Ganesh Mani Pradhan (1972) décrit P. taenialis qui pousse entre 1 500 et 1 800 mètres
d'altitude et doit être cultivé en serre froide ou dans la partie fraîche de la serre tempérée. En se fondant sur ces informations il est raisonnable de penser qu'une orchidée de climat froid telle que P. taenialis n'appréciera pas les étés chauds de Calcutta et que les fleurs en état de stress faneront rapidement et jauniront prématurément avant de faner.
Dans un article publié en 2010 dans Orchids 79 : 468-471, Stig Dalström, Ngawang Gyeltshen et Thomas Höijer reprennent l'idée, déjà émise par King (1898), Rolfe (1917) et O. Gruss & Röllke (1997) que l'espèce décrite par Hooker doit être considérée comme synonyme de P. taenialis. Pour compléter leur argumentation, ils s'appuient aussi sur le fait que la plante appelée P. braceana n'a été observée qu'en Chine, dans le Yunnan , alors que l'exemplaire décrit par Hooker provenait du Bhoutan.
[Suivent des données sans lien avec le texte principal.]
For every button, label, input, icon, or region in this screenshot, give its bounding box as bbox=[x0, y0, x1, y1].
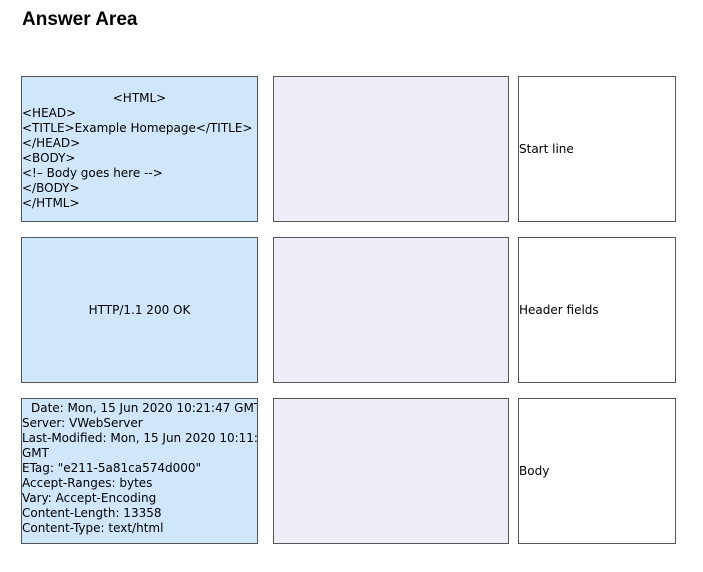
html-line: </HTML> bbox=[22, 196, 80, 210]
header-line: Date: Mon, 15 Jun 2020 10:21:47 GMT bbox=[31, 401, 258, 415]
target-label-start-line: Start line bbox=[518, 76, 676, 222]
target-label-text: Body bbox=[519, 464, 550, 478]
html-line: <HEAD> bbox=[22, 106, 77, 120]
target-label-text: Start line bbox=[519, 142, 574, 156]
header-line: Vary: Accept-Encoding bbox=[22, 491, 157, 505]
html-line: <BODY> bbox=[22, 151, 76, 165]
html-line: <!– Body goes here --> bbox=[22, 166, 163, 180]
html-line: <TITLE>Example Homepage</TITLE> bbox=[22, 121, 253, 135]
header-line: ETag: "e211-5a81ca574d000" bbox=[22, 461, 202, 475]
header-line: Content-Type: text/html bbox=[22, 521, 164, 535]
drop-zone-start-line[interactable] bbox=[273, 76, 509, 222]
drop-zone-body[interactable] bbox=[273, 398, 509, 544]
target-label-body: Body bbox=[518, 398, 676, 544]
header-line: Content-Length: 13358 bbox=[22, 506, 162, 520]
header-line: GMT bbox=[22, 446, 49, 460]
target-label-text: Header fields bbox=[519, 303, 599, 317]
status-line-text: HTTP/1.1 200 OK bbox=[88, 302, 191, 317]
header-line: Accept-Ranges: bytes bbox=[22, 476, 153, 490]
draggable-item-html-body[interactable]: <HTML> <HEAD> <TITLE>Example Homepage</T… bbox=[21, 76, 258, 222]
header-line: Server: VWebServer bbox=[22, 416, 143, 430]
html-line: </HEAD> bbox=[22, 136, 81, 150]
page-title: Answer Area bbox=[22, 9, 138, 30]
html-line: </BODY> bbox=[22, 181, 80, 195]
header-line: Last-Modified: Mon, 15 Jun 2020 10:11:12 bbox=[22, 431, 258, 445]
drop-zone-header-fields[interactable] bbox=[273, 237, 509, 383]
draggable-item-status-line[interactable]: HTTP/1.1 200 OK bbox=[21, 237, 258, 383]
html-line: <HTML> bbox=[112, 91, 167, 105]
target-label-header-fields: Header fields bbox=[518, 237, 676, 383]
draggable-item-headers[interactable]: Date: Mon, 15 Jun 2020 10:21:47 GMT Serv… bbox=[21, 398, 258, 544]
Hooker (A Century of New and Rare Indian Plants : 40, 1895) a dit lui-même que la fleur de P. braceana paraissait plus proche de celle de Doritis taenialis (= P taenialis (lindl.) Christenson) que de celle de Doritis wightiana (= P. deliciosa subsp. hookeriana (O. Gruss & Roellke) Christenson). En 2012 Kew accepte ce changement et n'admet plus P. braceana que comme synonyme de P. taenialis.